Proficiency in government administration, political science and international relations can make a big difference even in a tech-centric realm like NASA Johnson Space Center.
As the lead for export control and foreign national access in the International Space Station (ISS) Office of External Relations, Jennifer Mason used her training in those disciplines and experience in Information Technology to develop time-saving changes to the Technical Transfer Control Plan (TTCP) administered within the space station program.
The two-year initiative earned the 24-year NASA veteran a bronze-level POWER of One award this summer for organizational impact. Now, Mason plans to join with others across the agency to see how the streamlining she and her colleagues developed and introduced might be applied to other NASA multi-national programs and projects.
"I don’t have a technical background, so I'm surprised almost every day that I’m still here, because at the time I had no idea there were things I could do,” Mason said, recalling her decision to join NASA. “Every five years I’ve done something different. I’ve stayed because it’s been interesting. There’s been a lot of cool stuff for a non-technical person to be involved with.”
She was nominated for the award by Ven Feng and Ralph Grau, the manager and deputy manager of the ISS Office of External Relations, who gave Mason a lot of leeway to carry out the assignment.
For her Power of One mission, Mason organized a multi-disciplinary, cross-center team to identify, formulate and then implement new efficiencies in the TTCP that the station program follows to protect its intellectual and physical properties. TTCP requirements affect 1,700 personnel who work for NASA’s space station partners in Europe, Japan, Russia and Canada, and about two dozen at JSC who manage annual Access Control Plans for each of them.
Each access plan required 75 to 100 days and five to 10 approvals to process annually, and sometimes more than once per year, as Mason stepped in to organize a Kaizen exercise to develop and introduce reforms. The process developed with Mission Operations, Security and Export Services, as well as the ISS program, is automated, requires about two weeks and eliminates much of the duplication found in the old procedure.
The European Space Agency became the first of the ISS partners to adopt the protocol in May, followed by the Japan Aerospace Exploration Agency in September.
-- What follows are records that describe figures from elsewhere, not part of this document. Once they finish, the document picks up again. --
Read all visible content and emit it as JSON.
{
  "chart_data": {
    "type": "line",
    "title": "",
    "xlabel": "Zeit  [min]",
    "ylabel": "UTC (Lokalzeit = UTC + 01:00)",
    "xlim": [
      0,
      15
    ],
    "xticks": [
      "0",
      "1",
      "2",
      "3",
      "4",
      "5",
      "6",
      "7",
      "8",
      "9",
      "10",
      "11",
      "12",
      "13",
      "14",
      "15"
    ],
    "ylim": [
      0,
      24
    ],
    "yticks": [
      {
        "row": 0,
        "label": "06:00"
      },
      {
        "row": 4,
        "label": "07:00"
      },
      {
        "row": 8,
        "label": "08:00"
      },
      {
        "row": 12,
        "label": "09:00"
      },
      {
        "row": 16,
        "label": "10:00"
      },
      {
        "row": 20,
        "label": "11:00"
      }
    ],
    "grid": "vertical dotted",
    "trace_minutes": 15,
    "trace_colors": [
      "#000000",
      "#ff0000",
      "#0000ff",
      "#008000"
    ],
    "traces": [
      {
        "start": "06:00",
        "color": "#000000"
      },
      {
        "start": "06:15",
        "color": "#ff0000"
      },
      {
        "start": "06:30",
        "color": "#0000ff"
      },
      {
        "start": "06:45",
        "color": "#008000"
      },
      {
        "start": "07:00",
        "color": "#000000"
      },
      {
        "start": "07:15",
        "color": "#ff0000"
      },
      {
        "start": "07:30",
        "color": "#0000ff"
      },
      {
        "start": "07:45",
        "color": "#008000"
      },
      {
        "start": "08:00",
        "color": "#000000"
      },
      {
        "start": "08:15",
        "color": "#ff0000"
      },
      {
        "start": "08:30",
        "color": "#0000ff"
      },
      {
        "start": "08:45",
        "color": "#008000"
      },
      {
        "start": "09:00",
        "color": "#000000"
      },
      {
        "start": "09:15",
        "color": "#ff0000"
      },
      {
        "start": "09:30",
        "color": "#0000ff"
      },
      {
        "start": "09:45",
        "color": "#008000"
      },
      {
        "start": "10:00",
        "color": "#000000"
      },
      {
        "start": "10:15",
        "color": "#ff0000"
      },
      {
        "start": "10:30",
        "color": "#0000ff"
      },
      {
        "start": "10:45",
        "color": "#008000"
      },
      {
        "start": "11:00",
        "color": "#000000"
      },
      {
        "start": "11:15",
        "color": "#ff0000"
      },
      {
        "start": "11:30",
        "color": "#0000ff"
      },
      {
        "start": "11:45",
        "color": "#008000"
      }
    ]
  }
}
“We are rolling it out slowly,” Mason said. “It’s a significant change. We have to educate people. We have to make sure the procedures are in place.”
Her NASA career began with the ISS Program, where Mason served as a liaison to the Canadian Space Agency, as well as the export administrator. She then took on the export administrator role for JSC Center Operations.
Next, Mason moved to the Information Resources Directorate, where she managed customer service, business management, outreach and communications. Two years ago, she rejoined the ISS Program in her current post.
“It was a unique position that just fit perfectly with my background, even though my background does not seem to have a whole lot of common threads,” Mason said. “It’s working with the international partners, using export control knowledge and information systems.”
She’s quick to emphasize that much of the groundwork for the changes that sprang from the three-day Process Development Kaizen exercise in July 2012 were started by her processor, Bill Jordan. Some of the procedures had been in place for more than 15 years.
The JSC Export Services Team was also instrumental in the success of the Kaizen session. Bill Joiner, Mason’s export control and foreign access alternate, co-led the Kaizen session. Gloria Cybulkski, an ISS foreign access control veteran, and Cheryl Andrews and Kelle Pido were indispensable in developing the new procedures. Ari Blum and Judy Elam were also critical to the session’s success, because without their approval and participation, substantial process and culture change would not have happened.
“I don’t have all the answers,” Mason said. “I very much rely on the people around me to figure out what we need to do.”
Now starting to wind down, the TTCP task was demanding, leaving Mason little time to pursue outside interests. She’s focused much of what there is on caring for her elderly mother and joining with husband Sean Power in getting their sons, Makai, 11, and Keoni, 9, to soccer practice.
What’s next professionally?
“Our office does education and outreach for the ISS,” Mason said. “That is something I would love to get involved with.”